The Times reports that Abd al-Rahim al-Nashiri, long suspected as being the main al-Qaeda operative behind the bombing of the destroyer, the U.S.S. Cole, that killed 17 members of the American Navy on October 12, 2000, has been referred for a war crimes trial by military commission. The government seeks the death penalty.
Plainly, the military is trying to press ahead with commission trials. Strictly speaking, the Supreme Court’s decision in Boumediene, which granted constitutional habeas corpus rights to alien enemy combatants held at Gitmo (meaning, they get to have civilian federal judges review their cases), was limited to detention; it did not directly rule on the propriety of conducting trials for war crimes without civilian judicial participation. But a trial (which can result in death or life-imprisonment) is generally deemed to be a weightier matter than mere detention (which, under the laws of war, terminates automatically when hostilities end), and has thus traditionally been accompanied by more due process.

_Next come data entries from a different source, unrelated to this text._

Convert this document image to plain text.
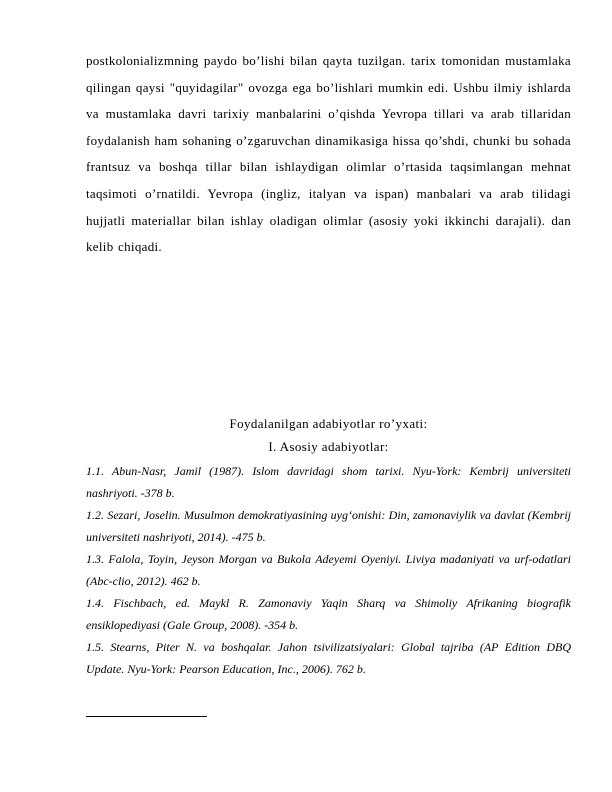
postkolonializmning paydo bo’lishi bilan qayta tuzilgan. tarix tomonidan mustamlaka qilingan qaysi "quyidagilar" ovozga ega bo’lishlari mumkin edi. Ushbu ilmiy ishlarda va mustamlaka davri tarixiy manbalarini o’qishda Yevropa tillari va arab tillaridan foydalanish ham sohaning o’zgaruvchan dinamikasiga hissa qo’shdi, chunki bu sohada frantsuz va boshqa tillar bilan ishlaydigan olimlar o’rtasida taqsimlangan mehnat taqsimoti o’rnatildi. Yevropa (ingliz, italyan va ispan) manbalari va arab tilidagi hujjatli materiallar bilan ishlay oladigan olimlar (asosiy yoki ikkinchi darajali). dan kelib chiqadi.

Foydalanilgan adabiyotlar ro’yxati:
I. Asosiy adabiyotlar:
1.1. Abun-Nasr, Jamil (1987). Islom davridagi shom tarixi. Nyu-York: Kembrij universiteti nashriyoti. -378 b.
1.2. Sezari, Joselin. Musulmon demokratiyasining uyg‘onishi: Din, zamonaviylik va davlat (Kembrij universiteti nashriyoti, 2014). -475 b.
1.3. Falola, Toyin, Jeyson Morgan va Bukola Adeyemi Oyeniyi. Liviya madaniyati va urf-odatlari (Abc-clio, 2012). 462 b.
1.4. Fischbach, ed. Maykl R. Zamonaviy Yaqin Sharq va Shimoliy Afrikaning biografik ensiklopediyasi (Gale Group, 2008). -354 b.
1.5. Stearns, Piter N. va boshqalar. Jahon tsivilizatsiyalari: Global tajriba (AP Edition DBQ Update. Nyu-York: Pearson Education, Inc., 2006). 762 b.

I understand the government’s position — war crimes trials have long been held without U.S. court interference and, after all, as Rich’s column today points out, in 2006, when the Supreme Court in Hamdan invalidated the president’s ordering of commission trials, the justices claimed the problem was that Congress had not approved them, prompting Congress to pass the Military Commissions Act precisely to approve them. But, alas, these were the very arguments that Justice Kennedy and the Court’s liberal bloc brushed aside in Boumediene.
The Times reports that, predictably, the war-crimes defendants will now go to federal court and argue the Boumediene’s rationale means the commission trials cannot go forward. Expect them to get a sympathetic ear.